Kubeflow traffic prediction model
This tutorial series walks you through the process of building a traffic prediction model using load balancer log data on Kubeflow in KakaoCloud.
You will preprocess time-series data, develop a machine learning model, tune hyperparameters, deploy the model as an API, and automate the entire pipeline using MLOps—all in a hands-on format.

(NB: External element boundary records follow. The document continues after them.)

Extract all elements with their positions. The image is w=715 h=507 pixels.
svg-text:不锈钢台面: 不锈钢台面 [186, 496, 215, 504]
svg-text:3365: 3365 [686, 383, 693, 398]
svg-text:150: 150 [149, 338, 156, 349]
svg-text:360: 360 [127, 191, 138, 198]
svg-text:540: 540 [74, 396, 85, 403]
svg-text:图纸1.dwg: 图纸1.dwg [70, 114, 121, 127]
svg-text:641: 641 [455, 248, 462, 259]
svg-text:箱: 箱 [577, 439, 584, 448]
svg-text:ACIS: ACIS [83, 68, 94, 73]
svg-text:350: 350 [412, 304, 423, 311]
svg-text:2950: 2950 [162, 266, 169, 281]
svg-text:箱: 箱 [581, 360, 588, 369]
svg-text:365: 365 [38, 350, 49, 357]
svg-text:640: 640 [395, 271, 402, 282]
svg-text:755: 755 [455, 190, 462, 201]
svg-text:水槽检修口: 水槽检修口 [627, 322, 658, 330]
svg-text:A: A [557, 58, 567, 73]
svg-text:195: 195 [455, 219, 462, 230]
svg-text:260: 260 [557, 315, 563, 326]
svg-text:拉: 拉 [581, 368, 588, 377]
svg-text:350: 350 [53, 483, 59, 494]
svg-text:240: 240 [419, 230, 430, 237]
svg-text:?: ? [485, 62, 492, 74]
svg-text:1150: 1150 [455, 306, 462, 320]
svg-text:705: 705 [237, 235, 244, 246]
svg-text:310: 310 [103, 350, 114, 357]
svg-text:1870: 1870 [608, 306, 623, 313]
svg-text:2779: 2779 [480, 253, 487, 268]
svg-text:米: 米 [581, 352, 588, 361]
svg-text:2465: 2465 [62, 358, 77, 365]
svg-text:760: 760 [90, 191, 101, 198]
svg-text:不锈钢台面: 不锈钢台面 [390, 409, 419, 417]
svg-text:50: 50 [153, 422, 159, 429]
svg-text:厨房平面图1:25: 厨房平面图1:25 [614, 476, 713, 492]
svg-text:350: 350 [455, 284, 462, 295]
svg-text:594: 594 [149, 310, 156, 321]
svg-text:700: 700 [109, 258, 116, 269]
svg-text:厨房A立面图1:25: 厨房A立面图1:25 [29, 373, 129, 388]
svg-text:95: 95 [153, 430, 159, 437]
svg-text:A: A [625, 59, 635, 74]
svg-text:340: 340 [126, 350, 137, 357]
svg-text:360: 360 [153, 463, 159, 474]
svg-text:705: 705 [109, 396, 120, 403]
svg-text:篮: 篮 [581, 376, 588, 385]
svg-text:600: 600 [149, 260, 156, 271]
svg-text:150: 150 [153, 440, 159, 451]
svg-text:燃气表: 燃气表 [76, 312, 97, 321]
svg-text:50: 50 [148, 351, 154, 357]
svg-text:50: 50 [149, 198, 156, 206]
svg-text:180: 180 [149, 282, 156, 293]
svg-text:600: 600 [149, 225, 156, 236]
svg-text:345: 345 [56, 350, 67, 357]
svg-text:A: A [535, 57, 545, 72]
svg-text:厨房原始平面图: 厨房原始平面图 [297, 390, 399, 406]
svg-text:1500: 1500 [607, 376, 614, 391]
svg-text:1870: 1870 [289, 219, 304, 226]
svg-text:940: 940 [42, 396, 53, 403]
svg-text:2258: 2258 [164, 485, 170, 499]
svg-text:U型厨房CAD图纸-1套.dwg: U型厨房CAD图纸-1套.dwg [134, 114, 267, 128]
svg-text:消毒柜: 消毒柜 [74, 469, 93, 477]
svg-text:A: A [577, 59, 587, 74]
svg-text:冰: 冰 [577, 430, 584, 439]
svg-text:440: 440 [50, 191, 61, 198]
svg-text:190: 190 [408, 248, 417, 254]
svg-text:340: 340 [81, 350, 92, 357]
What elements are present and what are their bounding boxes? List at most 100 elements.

This content is designed for practitioners and engineers interested in designing traffic prediction models, building MLOps with Kubeflow, and serving & automating Scikit-learn models in production.
Before you start
1. Set up Kubeflow environment
To follow this tutorial, you must have access to a pre-configured Kubeflow environment.
Refer to the Deploy Jupyter Notebooks on Kubeflow guide and make sure your environment has a CPU-based node pool configured.

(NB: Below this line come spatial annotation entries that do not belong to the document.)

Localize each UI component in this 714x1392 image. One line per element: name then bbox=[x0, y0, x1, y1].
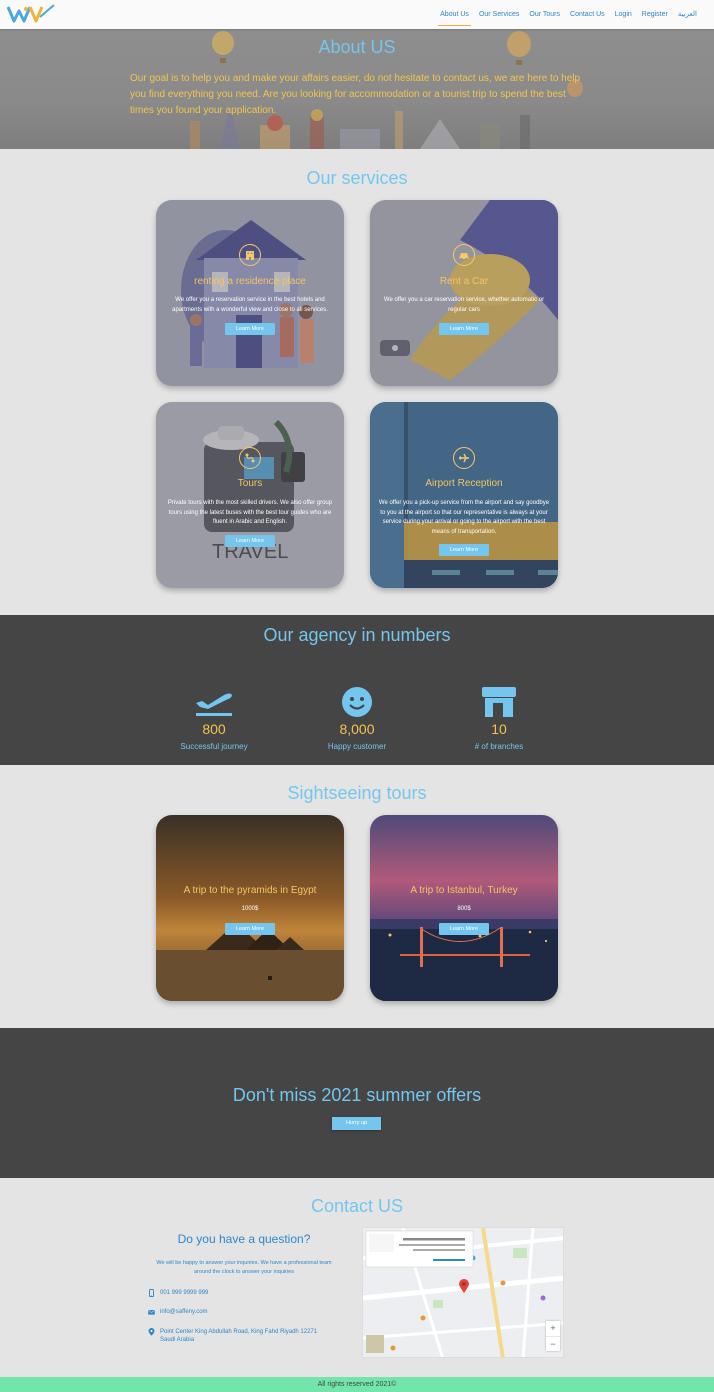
plane-icon bbox=[453, 447, 475, 469]
address-text: Point Center King Abdullah Road, King Fa… bbox=[160, 1329, 318, 1343]
service-card-residence: renting a residence place We offer you a… bbox=[156, 200, 344, 386]
service-title: Tours bbox=[237, 478, 263, 489]
contact-address: Point Center King Abdullah Road, King Fa… bbox=[148, 1328, 333, 1344]
footer: All rights reserved 2021© bbox=[0, 1377, 714, 1392]
phone-number[interactable]: 001 999 9999 999 bbox=[160, 1289, 208, 1297]
plane-departure-icon bbox=[144, 685, 284, 719]
stat-label: Happy customer bbox=[327, 742, 387, 751]
learn-more-button[interactable]: Learn More bbox=[225, 923, 275, 935]
nav-register[interactable]: Register bbox=[637, 0, 673, 29]
building-icon bbox=[239, 244, 261, 266]
service-description: We offer you a pick-up service from the … bbox=[378, 500, 550, 535]
map-marker-icon[interactable] bbox=[459, 1279, 469, 1293]
tour-title: A trip to the pyramids in Egypt bbox=[183, 885, 317, 896]
about-text: Our goal is to help you and make your af… bbox=[130, 73, 581, 116]
about-hero: About US Our goal is to help you and mak… bbox=[0, 29, 714, 149]
tour-card-istanbul: A trip to Istanbul, Turkey 800$ Learn Mo… bbox=[370, 815, 558, 1001]
stat-customers: 8,000 Happy customer bbox=[287, 685, 427, 751]
zoom-in-button[interactable]: + bbox=[546, 1321, 560, 1336]
map-pin-icon bbox=[148, 1328, 155, 1336]
question-heading: Do you have a question? bbox=[177, 1232, 311, 1246]
tour-price: 800$ bbox=[457, 906, 471, 912]
services-title: Our services bbox=[306, 168, 408, 188]
map-zoom-controls: + − bbox=[546, 1321, 560, 1351]
hurry-up-button[interactable]: Hurry up bbox=[332, 1117, 381, 1130]
offer-section: Don't miss 2021 summer offers Hurry up bbox=[0, 1028, 714, 1178]
about-title: About US bbox=[318, 37, 396, 57]
site-logo[interactable] bbox=[6, 3, 56, 25]
learn-more-button[interactable]: Learn More bbox=[439, 544, 489, 556]
service-description: We offer you a car reservation service, … bbox=[383, 297, 545, 313]
stat-label: # of branches bbox=[474, 742, 524, 751]
contact-email: info@saffeny.com bbox=[148, 1308, 208, 1316]
tours-title: Sightseeing tours bbox=[287, 783, 427, 803]
numbers-section: Our agency in numbers 800 Successful jou… bbox=[0, 615, 714, 765]
contact-phone: 001 999 9999 999 bbox=[148, 1289, 208, 1297]
question-text: We will be happy to answer your inquirie… bbox=[156, 1260, 332, 1275]
car-icon bbox=[453, 244, 475, 266]
tour-title: A trip to Istanbul, Turkey bbox=[410, 885, 518, 896]
service-description: We offer you a reservation service in th… bbox=[172, 297, 328, 313]
nav-contact-us[interactable]: Contact Us bbox=[565, 0, 610, 29]
route-icon bbox=[239, 447, 261, 469]
service-title: Airport Reception bbox=[425, 478, 503, 489]
store-icon bbox=[429, 685, 569, 719]
offer-title: Don't miss 2021 summer offers bbox=[232, 1085, 482, 1105]
stat-journeys: 800 Successful journey bbox=[144, 685, 284, 751]
stat-value: 10 bbox=[491, 721, 507, 737]
learn-more-button[interactable]: Learn More bbox=[225, 535, 275, 547]
nav-links: About Us Our Services Our Tours Contact … bbox=[435, 0, 702, 29]
learn-more-button[interactable]: Learn More bbox=[439, 323, 489, 335]
tour-price: 1000$ bbox=[241, 906, 259, 912]
nav-our-services[interactable]: Our Services bbox=[474, 0, 524, 29]
nav-about-us[interactable]: About Us bbox=[435, 0, 474, 29]
stat-value: 800 bbox=[202, 721, 226, 737]
stat-label: Successful journey bbox=[180, 742, 248, 751]
map-tiles bbox=[363, 1228, 563, 1357]
service-card-airport: Airport Reception We offer you a pick-up… bbox=[370, 402, 558, 588]
service-description: Private tours with the most skilled driv… bbox=[167, 500, 333, 525]
smile-icon bbox=[287, 685, 427, 719]
learn-more-button[interactable]: Learn More bbox=[439, 923, 489, 935]
nav-login[interactable]: Login bbox=[610, 0, 637, 29]
service-card-tours: TRAVEL Tours Private tours with the most… bbox=[156, 402, 344, 588]
contact-title: Contact US bbox=[310, 1196, 404, 1216]
location-map[interactable]: + − bbox=[362, 1227, 564, 1358]
tour-card-egypt: A trip to the pyramids in Egypt 1000$ Le… bbox=[156, 815, 344, 1001]
service-title: Rent a Car bbox=[439, 276, 489, 287]
learn-more-button[interactable]: Learn More bbox=[225, 323, 275, 335]
nav-our-tours[interactable]: Our Tours bbox=[524, 0, 565, 29]
envelope-icon bbox=[148, 1310, 155, 1315]
navbar: About Us Our Services Our Tours Contact … bbox=[0, 0, 714, 29]
nav-language-arabic[interactable]: العربية bbox=[673, 0, 702, 29]
stat-branches: 10 # of branches bbox=[429, 685, 569, 751]
email-link[interactable]: info@saffeny.com bbox=[160, 1308, 208, 1316]
service-card-car: Rent a Car We offer you a car reservatio… bbox=[370, 200, 558, 386]
zoom-out-button[interactable]: − bbox=[546, 1336, 560, 1351]
numbers-title: Our agency in numbers bbox=[263, 625, 451, 645]
service-title: renting a residence place bbox=[194, 276, 306, 287]
stat-value: 8,000 bbox=[339, 721, 375, 737]
phone-icon bbox=[149, 1289, 154, 1297]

This tutorial does not use GPU. A CPU-only node pool is sufficient.
2. Configure storage class (NFS)
To create PVCs, your Kubernetes cluster must have a StorageClass capable of dynamic volume provisioning.
If not yet configured, follow the NFS Client Provisioner setup guide to create an NFS Client Provisioner
.
3. Create PVC volumes
You’ll need to create the following 3 PVCs to store data, models, and artifacts used in the tutorial:
Name | Mount path | Recommended size | Access mode |
---|---|---|---|
dataset-pvc | /home/jovyan/dataset | 2Gi | ReadOnlyMany |
model-pvc | /home/jovyan/models | 2Gi | ReadOnlyMany |
artifact-pvc | /home/jovyan/artifacts | 2Gi | ReadOnlyMany |
Each PVC can be defined using a YAML file. Update {YOUR_KUBEFLOW_NAMESPACE}
and {YOUR_STORAGE_CLASS}
according to your environment:
apiVersion: v1
kind: PersistentVolumeClaim
metadata:
name: model-pvc
namespace: {YOUR_KUBEFLOW_NAMESPACE}
spec:
accessModes:
- ReadOnlyMany
resources:
requests:
storage: 2Gi
storageClassName: {YOUR_STORAGE_CLASS}
You can create model-pvc.yaml and artifact-pvc.yaml by duplicating this file and updating only the name field.
kubectl apply -f dataset-pvc.yaml
kubectl apply -f model-pvc.yaml
kubectl apply -f artifact-pvc.yaml
- Be sure to create resources in the active Kubeflow namespace.
- When applying via
kubectl
, include the-n
flag to specify the namespace.
4. Sample data
This tutorial uses synthetic log data, and each step will provide a downloadable sample.
Tutorial structure
This traffic prediction model tutorial series is organized into the following steps:
- Explore data and develop model: Preprocess log data, engineer features to capture repeating time patterns, and build ML models.
- Tune model hyperparameters: Use Kubeflow Katib to optimize model hyperparameters and improve performance.
- Create model serving API: Deploy the trained model as a KServe-based InferenceService and make predictions via API.
- Automate pipeline workflow: Build an automated workflow covering data processing, training, and serving.